I have been critiqued about exagarating about global warming hype. Is there a hype? Why be so aggressive against it?

This is partly why. Lomborg’s crime is only presenting a case and stating an opinion. What happens next is a witch hunt:

http://www.justmorons.com/articles/day040422.html

Danish scientist Bjorn Lomborg, who has recently been compared to Adolf Hitler by the Chairman of the U.N.'s Climate Panel

but:

http://www.techcentralstation.com/051104C.html

Adolf Lomborg
(…)
What Pachauri apparently objects to is that Lomborg concludes that the Kyoto Protocol would do almost nothing to reduce the rate of global warming, but at enormous expense. For a fraction of the costs of Kyoto, many pressing environmental problems afflicting poor countries could be addressed.

This is hardly Nazi thinking, but it is not the first time the Nazi analogy or something like it has been directed at Dr. Lomborg. The British scientific journal Nature, for instance, in November 2001 published a review of The Skeptical Environmentalist by Stuart Pimm of the Center for Environmental Research and Conservation, Columbia University, and Jeff Harvey of the Centre for Terrestrial Ecology, Netherlands Institute of Ecology. They said, "The text employs the strategy of those who, for example, argue that gay men aren't dying of AIDS, that Jews weren't singled out by the Nazis for extermination, and so on."


http://www.indymedia.org.uk/en/2001/09/10809.html

Anti-environmentalist author Bjorn Lomborg's book, the Skeptical Environmentalist, argues for continued exploitation of people and natural resources - and against attempts to control climate change, deforestation, waste etc. At a book launch in Oxford, Mark Lynas - who is writing a book on climate change issues - stuck a pie in his face - describing Lomborg's attitude as dangerous nonsense, feeding into the hands of the corporations like Esso.

http://wais.stanford.edu/Environment/environment_andbjornlomborg3502.html

You will remember that in a message a colleague of Bjorn Lomborg, a Professor of Statistics at the University of Aarhus, Denmark, denounced him as a disgrace to Denmark, and, worse still, a political scientist. not a statistician.

http://www.rense.com/general20/profitsAL.htm

Bjorn Lomborg - young, blond, piano-playing, but basically a statistics nerd - may not be back soon.
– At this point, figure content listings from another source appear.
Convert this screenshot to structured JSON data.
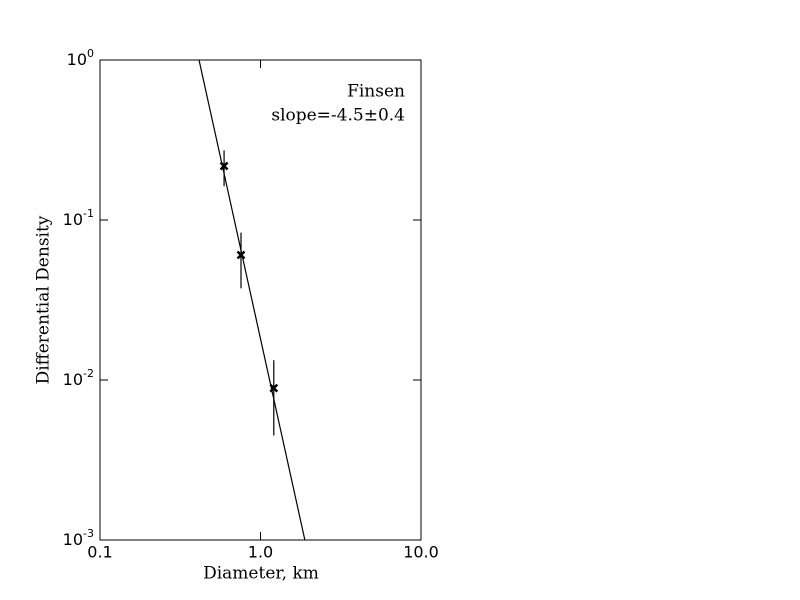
{
  "chart_data": {
    "type": "scatter",
    "annotations": [
      "Finsen",
      "slope=-4.5±0.4"
    ],
    "x_label": "Diameter, km",
    "y_label": "Differential Density",
    "x": [
      0.593,
      0.756,
      1.21
    ],
    "values": [
      0.2175,
      0.0604,
      0.0089
    ],
    "errors": [
      0.055,
      0.023,
      0.0044
    ],
    "color": "#000000",
    "fit": {
      "x": [
        0.414,
        1.89
      ],
      "values": [
        1,
        0.001
      ]
    },
    "xlim": [
      0.1,
      10
    ],
    "ylim": [
      0.001,
      1
    ],
    "log_x": true,
    "log_y": true,
    "xticks": [
      0.1,
      {
        "value": 1,
        "label": "1.0"
      },
      {
        "value": 10,
        "label": "10.0"
      }
    ],
    "yticks": [
      {
        "value": 0.001,
        "label": "10",
        "exponent": "-3"
      },
      {
        "value": 0.01,
        "label": "10",
        "exponent": "-2"
      },
      {
        "value": 0.1,
        "label": "10",
        "exponent": "-1"
      },
      {
        "value": 1,
        "label": "10",
        "exponent": "0"
      }
    ]
  }
}
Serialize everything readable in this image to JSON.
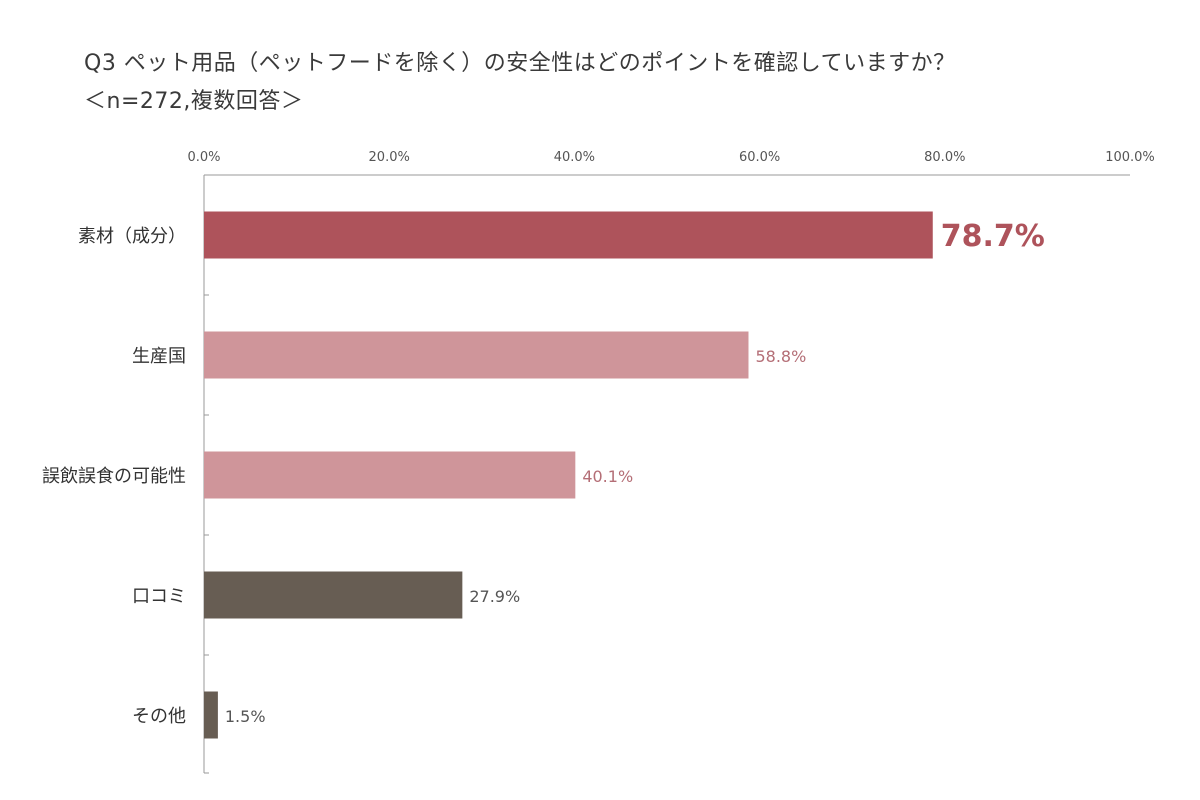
{
  "chart_data": {
    "type": "bar",
    "orientation": "horizontal",
    "title": "Q3 ペット用品（ペットフードを除く）の安全性はどのポイントを確認していますか？",
    "subtitle": "＜n=272,複数回答＞",
    "categories": [
      "素材（成分）",
      "生産国",
      "誤飲誤食の可能性",
      "口コミ",
      "その他"
    ],
    "values": [
      78.7,
      58.8,
      40.1,
      27.9,
      1.5
    ],
    "value_labels": [
      "78.7%",
      "58.8%",
      "40.1%",
      "27.9%",
      "1.5%"
    ],
    "xlim": [
      0,
      100
    ],
    "x_ticks": [
      0,
      20,
      40,
      60,
      80,
      100
    ],
    "x_tick_labels": [
      "0.0%",
      "20.0%",
      "40.0%",
      "60.0%",
      "80.0%",
      "100.0%"
    ],
    "x_axis_position": "top",
    "grid": false,
    "colors": {
      "bars": [
        "#ae535b",
        "#cf959a",
        "#cf959a",
        "#675d53",
        "#675d53"
      ],
      "labels": [
        "#ae535b",
        "#b46e76",
        "#b46e76",
        "#555555",
        "#555555"
      ],
      "axis": "#999999"
    },
    "xlabel": "",
    "ylabel": ""
  }
}
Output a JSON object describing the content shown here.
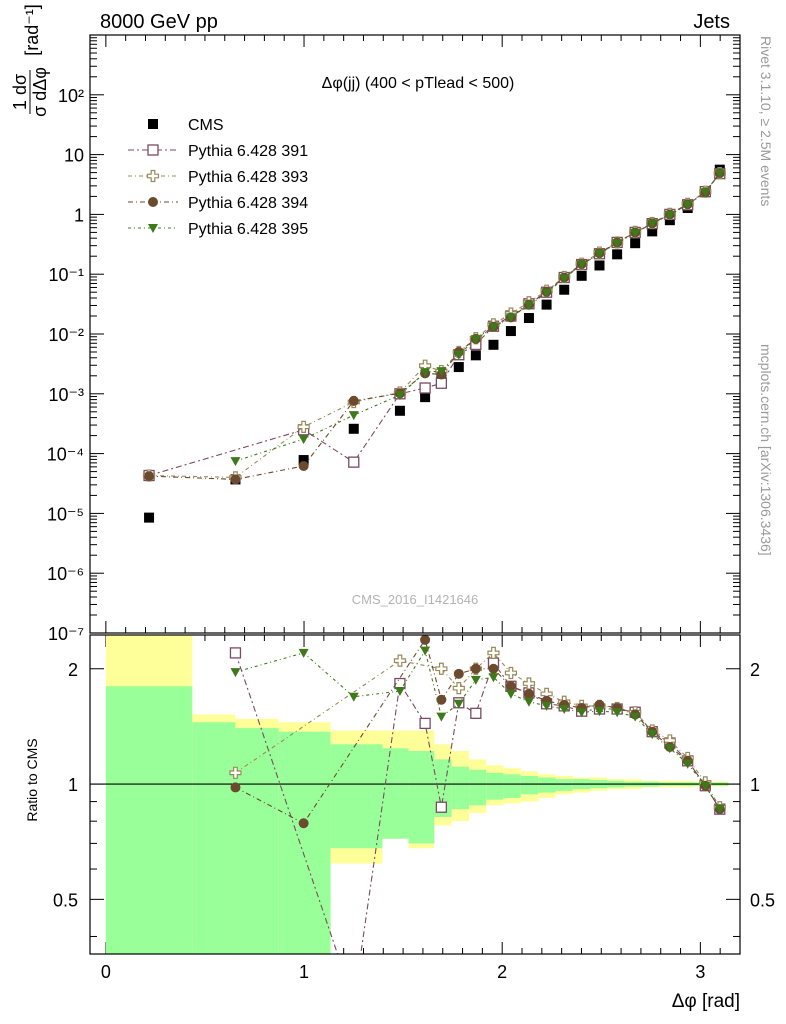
{
  "header": {
    "left": "8000 GeV pp",
    "right": "Jets"
  },
  "side_texts": {
    "rivet": "Rivet 3.1.10, ≥ 2.5M events",
    "mcplots": "mcplots.cern.ch [arXiv:1306.3436]"
  },
  "watermark": "CMS_2016_I1421646",
  "colors": {
    "data": "#000000",
    "p391": "#7b4a63",
    "p393": "#9a8a5a",
    "p394": "#6b4a2e",
    "p395": "#3e7a1a",
    "band_inner": "#99ff99",
    "band_outer": "#ffff99"
  },
  "chart_data": {
    "type": "scatter",
    "title": "Δφ(jj) (400 < pTlead <  500)",
    "xlabel": "Δφ [rad]",
    "ylabel_main": "1/σ dσ/dΔφ [rad⁻¹]",
    "ylabel_ratio": "Ratio to CMS",
    "x_ticks": [
      "0",
      "1",
      "2",
      "3"
    ],
    "y_ticks_main": [
      "10⁻⁷",
      "10⁻⁶",
      "10⁻⁵",
      "10⁻⁴",
      "10⁻³",
      "10⁻²",
      "10⁻¹",
      "1",
      "10",
      "10²"
    ],
    "y_ticks_ratio": [
      "0.5",
      "1",
      "2"
    ],
    "xlim": [
      -0.08,
      3.2
    ],
    "ylim_main": [
      1e-07,
      1000
    ],
    "ylim_ratio": [
      0.36,
      2.45
    ],
    "y_scale": "log",
    "legend_position": "top-left",
    "x": [
      0.218,
      0.654,
      0.998,
      1.251,
      1.484,
      1.611,
      1.693,
      1.781,
      1.867,
      1.956,
      2.044,
      2.135,
      2.224,
      2.313,
      2.401,
      2.491,
      2.58,
      2.671,
      2.757,
      2.846,
      2.936,
      3.025,
      3.098
    ],
    "series": [
      {
        "name": "CMS",
        "marker": "square-filled",
        "color_key": "data",
        "values": [
          8.5e-06,
          3.7e-05,
          7.8e-05,
          0.00026,
          0.00052,
          0.00088,
          0.00175,
          0.0028,
          0.0044,
          0.0066,
          0.0112,
          0.0185,
          0.031,
          0.055,
          0.094,
          0.14,
          0.215,
          0.33,
          0.52,
          0.8,
          1.28,
          2.35,
          5.6
        ]
      },
      {
        "name": "Pythia 6.428 391",
        "marker": "square-open",
        "color_key": "p391",
        "values": [
          4.3e-05,
          null,
          0.00025,
          7.2e-05,
          0.001,
          0.00125,
          0.0015,
          0.0045,
          0.0067,
          0.0135,
          0.02,
          0.032,
          0.05,
          0.088,
          0.145,
          0.22,
          0.34,
          0.5,
          0.7,
          1.0,
          1.45,
          2.4,
          4.8
        ]
      },
      {
        "name": "Pythia 6.428 393",
        "marker": "cross-open",
        "color_key": "p393",
        "values": [
          4.3e-05,
          4e-05,
          0.00028,
          0.00073,
          0.00105,
          0.00295,
          0.0024,
          0.005,
          0.0085,
          0.0145,
          0.022,
          0.034,
          0.053,
          0.09,
          0.15,
          0.23,
          0.34,
          0.51,
          0.72,
          1.02,
          1.5,
          2.4,
          4.9
        ]
      },
      {
        "name": "Pythia 6.428 394",
        "marker": "circle-filled",
        "color_key": "p394",
        "values": [
          4.2e-05,
          3.7e-05,
          6.2e-05,
          0.00076,
          0.00102,
          0.0022,
          0.0021,
          0.005,
          0.0083,
          0.0132,
          0.019,
          0.031,
          0.051,
          0.088,
          0.148,
          0.225,
          0.34,
          0.5,
          0.71,
          1.0,
          1.48,
          2.35,
          4.9
        ]
      },
      {
        "name": "Pythia 6.428 395",
        "marker": "triangle-down-filled",
        "color_key": "p395",
        "values": [
          null,
          7.5e-05,
          0.000175,
          0.00044,
          0.00095,
          0.0023,
          0.0024,
          0.0045,
          0.0082,
          0.013,
          0.019,
          0.03,
          0.049,
          0.085,
          0.145,
          0.22,
          0.33,
          0.49,
          0.7,
          0.98,
          1.45,
          2.35,
          4.8
        ]
      }
    ],
    "ratio_series": [
      {
        "name": "Pythia 6.428 391",
        "values": [
          null,
          2.2,
          null,
          0.27,
          1.83,
          1.44,
          0.87,
          1.63,
          1.53,
          2.07,
          1.8,
          1.73,
          1.62,
          1.6,
          1.55,
          1.57,
          1.57,
          1.54,
          1.37,
          1.28,
          1.15,
          0.99,
          0.86
        ]
      },
      {
        "name": "Pythia 6.428 393",
        "values": [
          null,
          1.07,
          null,
          null,
          2.1,
          null,
          2.0,
          1.78,
          2.0,
          2.2,
          1.95,
          1.83,
          1.72,
          1.64,
          1.6,
          1.6,
          1.58,
          1.54,
          1.38,
          1.3,
          1.17,
          1.01,
          0.87
        ]
      },
      {
        "name": "Pythia 6.428 394",
        "values": [
          null,
          0.98,
          0.79,
          null,
          null,
          2.38,
          1.66,
          1.94,
          2.0,
          2.0,
          1.8,
          1.72,
          1.65,
          1.61,
          1.58,
          1.61,
          1.58,
          1.52,
          1.37,
          1.25,
          1.15,
          0.99,
          0.86
        ]
      },
      {
        "name": "Pythia 6.428 395",
        "values": [
          null,
          1.96,
          2.2,
          1.69,
          1.75,
          2.23,
          1.5,
          1.62,
          1.87,
          1.9,
          1.72,
          1.64,
          1.6,
          1.57,
          1.54,
          1.55,
          1.54,
          1.5,
          1.35,
          1.24,
          1.13,
          0.99,
          0.86
        ]
      }
    ],
    "uncertainty_bands": {
      "edges": [
        0.0,
        0.436,
        0.654,
        0.872,
        1.134,
        1.396,
        1.527,
        1.658,
        1.745,
        1.833,
        1.92,
        2.007,
        2.094,
        2.182,
        2.269,
        2.356,
        2.443,
        2.531,
        2.618,
        2.705,
        2.793,
        2.88,
        2.967,
        3.054,
        3.1416
      ],
      "inner": [
        [
          0.3,
          1.8
        ],
        [
          0.3,
          1.45
        ],
        [
          0.3,
          1.4
        ],
        [
          0.3,
          1.37
        ],
        [
          0.68,
          1.27
        ],
        [
          0.72,
          1.24
        ],
        [
          0.7,
          1.22
        ],
        [
          0.82,
          1.16
        ],
        [
          0.86,
          1.11
        ],
        [
          0.88,
          1.09
        ],
        [
          0.91,
          1.07
        ],
        [
          0.92,
          1.06
        ],
        [
          0.94,
          1.05
        ],
        [
          0.95,
          1.04
        ],
        [
          0.96,
          1.03
        ],
        [
          0.97,
          1.03
        ],
        [
          0.975,
          1.025
        ],
        [
          0.98,
          1.02
        ],
        [
          0.985,
          1.015
        ],
        [
          0.985,
          1.015
        ],
        [
          0.99,
          1.01
        ],
        [
          0.99,
          1.01
        ],
        [
          0.99,
          1.01
        ],
        [
          0.99,
          1.01
        ]
      ],
      "outer": [
        [
          0.3,
          2.5
        ],
        [
          0.3,
          1.52
        ],
        [
          0.3,
          1.48
        ],
        [
          0.3,
          1.45
        ],
        [
          0.62,
          1.38
        ],
        [
          0.72,
          1.38
        ],
        [
          0.68,
          1.38
        ],
        [
          0.78,
          1.27
        ],
        [
          0.8,
          1.22
        ],
        [
          0.84,
          1.16
        ],
        [
          0.88,
          1.12
        ],
        [
          0.89,
          1.1
        ],
        [
          0.9,
          1.08
        ],
        [
          0.92,
          1.06
        ],
        [
          0.94,
          1.05
        ],
        [
          0.95,
          1.04
        ],
        [
          0.96,
          1.04
        ],
        [
          0.97,
          1.03
        ],
        [
          0.97,
          1.03
        ],
        [
          0.98,
          1.02
        ],
        [
          0.98,
          1.02
        ],
        [
          0.98,
          1.02
        ],
        [
          0.985,
          1.015
        ],
        [
          0.985,
          1.015
        ]
      ]
    }
  }
}
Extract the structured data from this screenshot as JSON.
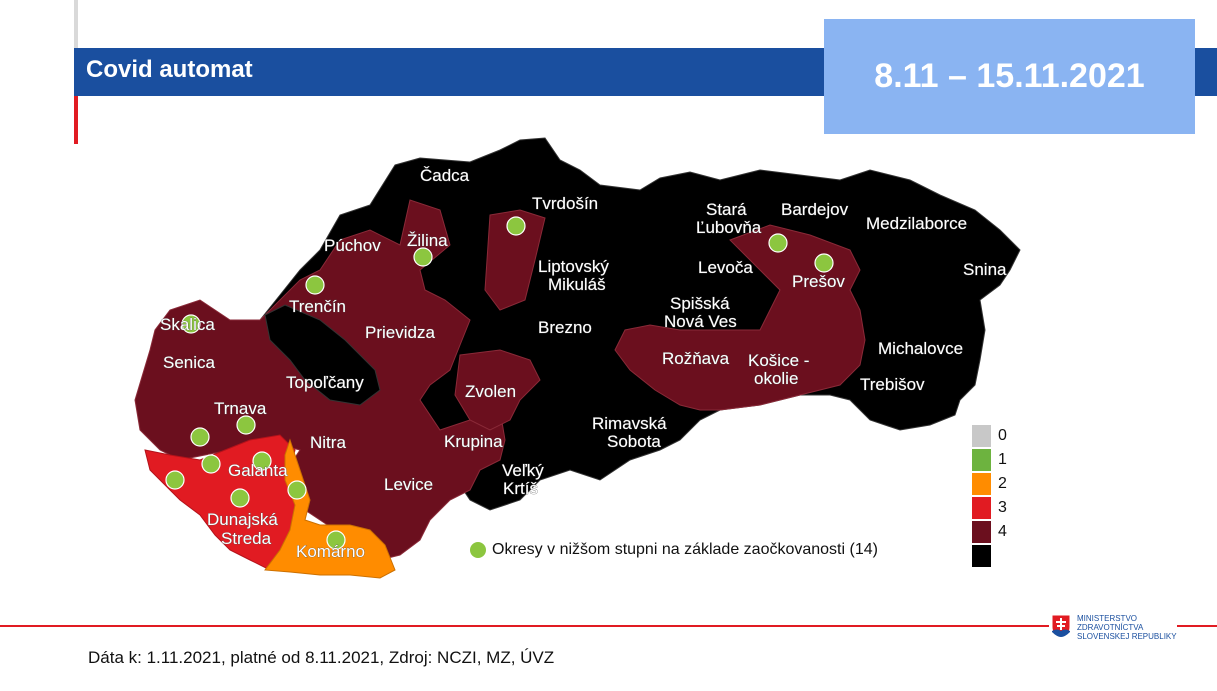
{
  "header": {
    "title": "Covid automat",
    "date_range": "8.11 – 15.11.2021"
  },
  "map": {
    "district_labels": [
      {
        "id": "cadca",
        "text": "Čadca"
      },
      {
        "id": "tvrdosin",
        "text": "Tvrdošín"
      },
      {
        "id": "puchov",
        "text": "Púchov"
      },
      {
        "id": "zilina",
        "text": "Žilina"
      },
      {
        "id": "stara-lubovna-1",
        "text": "Stará"
      },
      {
        "id": "stara-lubovna-2",
        "text": "Ľubovňa"
      },
      {
        "id": "bardejov",
        "text": "Bardejov"
      },
      {
        "id": "medzilaborce",
        "text": "Medzilaborce"
      },
      {
        "id": "snina",
        "text": "Snina"
      },
      {
        "id": "liptovsky-1",
        "text": "Liptovský"
      },
      {
        "id": "liptovsky-2",
        "text": "Mikuláš"
      },
      {
        "id": "levoca",
        "text": "Levoča"
      },
      {
        "id": "presov",
        "text": "Prešov"
      },
      {
        "id": "trencin",
        "text": "Trenčín"
      },
      {
        "id": "skalica",
        "text": "Skalica"
      },
      {
        "id": "prievidza",
        "text": "Prievidza"
      },
      {
        "id": "brezno",
        "text": "Brezno"
      },
      {
        "id": "spisska-1",
        "text": "Spišská"
      },
      {
        "id": "spisska-2",
        "text": "Nová Ves"
      },
      {
        "id": "senica",
        "text": "Senica"
      },
      {
        "id": "roznava",
        "text": "Rožňava"
      },
      {
        "id": "kosice-1",
        "text": "Košice -"
      },
      {
        "id": "kosice-2",
        "text": "okolie"
      },
      {
        "id": "michalovce",
        "text": "Michalovce"
      },
      {
        "id": "topolcany",
        "text": "Topoľčany"
      },
      {
        "id": "trebisov",
        "text": "Trebišov"
      },
      {
        "id": "zvolen",
        "text": "Zvolen"
      },
      {
        "id": "trnava",
        "text": "Trnava"
      },
      {
        "id": "rimavska-1",
        "text": "Rimavská"
      },
      {
        "id": "rimavska-2",
        "text": "Sobota"
      },
      {
        "id": "krupina",
        "text": "Krupina"
      },
      {
        "id": "nitra",
        "text": "Nitra"
      },
      {
        "id": "galanta",
        "text": "Galanta"
      },
      {
        "id": "velky-1",
        "text": "Veľký"
      },
      {
        "id": "velky-2",
        "text": "Krtíš"
      },
      {
        "id": "levice",
        "text": "Levice"
      },
      {
        "id": "dunajska-1",
        "text": "Dunajská"
      },
      {
        "id": "dunajska-2",
        "text": "Streda"
      },
      {
        "id": "komarno",
        "text": "Komárno"
      }
    ],
    "level_colors": {
      "0": "#c8c8c8",
      "1": "#6db33f",
      "2": "#ff8c00",
      "3": "#e11b22",
      "4_dark_red": "#6b0f1e",
      "4_black": "#000000"
    }
  },
  "legend": {
    "levels": [
      {
        "label": "0",
        "color": "#c8c8c8"
      },
      {
        "label": "1",
        "color": "#6db33f"
      },
      {
        "label": "2",
        "color": "#ff8c00"
      },
      {
        "label": "3",
        "color": "#e11b22"
      },
      {
        "label": "4",
        "color": "#6b0f1e"
      },
      {
        "label": "",
        "color": "#000000"
      }
    ],
    "vaccination_note": "Okresy v nižšom stupni na základe zaočkovanosti (14)"
  },
  "footer": {
    "source": "Dáta k: 1.11.2021, platné od 8.11.2021, Zdroj: NCZI, MZ, ÚVZ",
    "ministry_lines": [
      "MINISTERSTVO",
      "ZDRAVOTNÍCTVA",
      "SLOVENSKEJ REPUBLIKY"
    ]
  }
}
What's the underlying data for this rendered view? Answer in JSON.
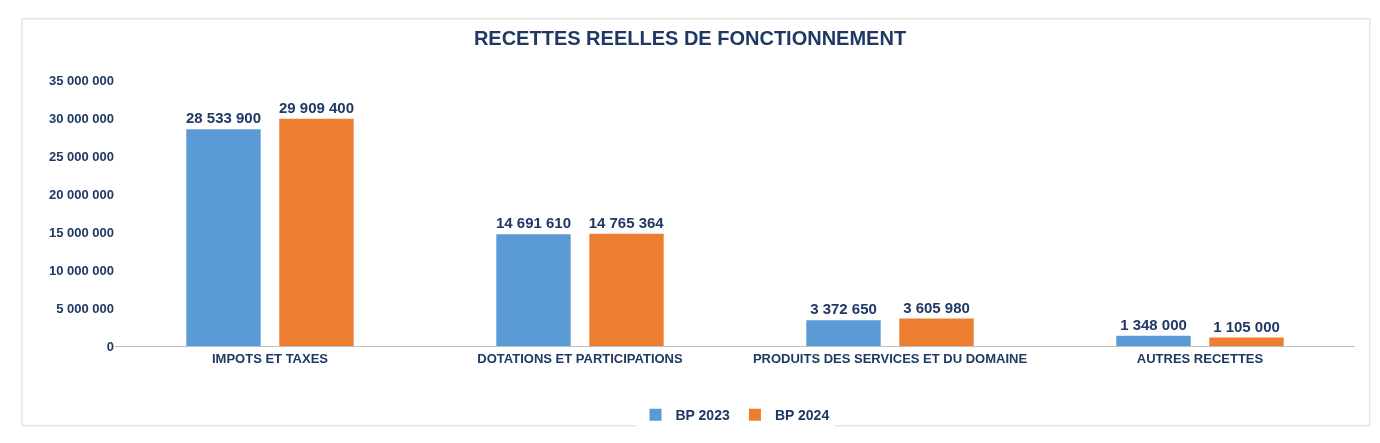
{
  "chart_data": {
    "type": "bar",
    "title": "RECETTES REELLES DE FONCTIONNEMENT",
    "categories": [
      "IMPOTS ET TAXES",
      "DOTATIONS ET PARTICIPATIONS",
      "PRODUITS DES SERVICES ET DU DOMAINE",
      "AUTRES RECETTES"
    ],
    "series": [
      {
        "name": "BP 2023",
        "color": "#5b9bd5",
        "values": [
          28533900,
          14691610,
          3372650,
          1348000
        ],
        "value_labels": [
          "28 533 900",
          "14 691 610",
          "3 372 650",
          "1 348 000"
        ]
      },
      {
        "name": "BP 2024",
        "color": "#ed7d31",
        "values": [
          29909400,
          14765364,
          3605980,
          1105000
        ],
        "value_labels": [
          "29 909 400",
          "14 765 364",
          "3 605 980",
          "1 105 000"
        ]
      }
    ],
    "ylim": [
      0,
      35000000
    ],
    "yticks": [
      {
        "value": 0,
        "label": "0"
      },
      {
        "value": 5000000,
        "label": "5 000 000"
      },
      {
        "value": 10000000,
        "label": "10 000 000"
      },
      {
        "value": 15000000,
        "label": "15 000 000"
      },
      {
        "value": 20000000,
        "label": "20 000 000"
      },
      {
        "value": 25000000,
        "label": "25 000 000"
      },
      {
        "value": 30000000,
        "label": "30 000 000"
      },
      {
        "value": 35000000,
        "label": "35 000 000"
      }
    ],
    "legend": "bottom"
  }
}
He has just succeeded Monsanto as the official chief villain of the world environmental movement

http://bizarrescience.blogspot.com/2003_09_21_bizarrescience_archive.html

Lomborg is a crook brought out by what every communard knows is a 'right-wing think tank'.

This is how it works:
http://www.spiked-online.com/Articles/00000002D3C6.htm

For example, rather than argue with Lomborg's figures on their own terms, Pimm and Harvey simply associated him with Holocaust-deniers, thereby branding his views as beyond the pale. And in the case of the Kosovo conflict, as playwright Harold Pinter pointed out, the UK government's claim that the Kosovo conflict was 'a replay of the Holocaust and Milosevic is Adolf Hitler', was effectively saying, 'We tell the truth. They lie'.

and this is why:

http://unfundedmandate.blogspot.com/2004/05/bjorn-lomborg-is-not-nazi.html

Mr. Lomborg has been subjected to countless attacks on his character because the environmentalists opposing him don't have a substantive leg to stand on.

Global warming is no hype…. Err?

There should be a day that ad hominems turn against the attackers. Is it only in fairy tales that the little boys exclaiming: “look mummy, the emperor wears no clothes” are believed. In the real world, we shoot the messengers.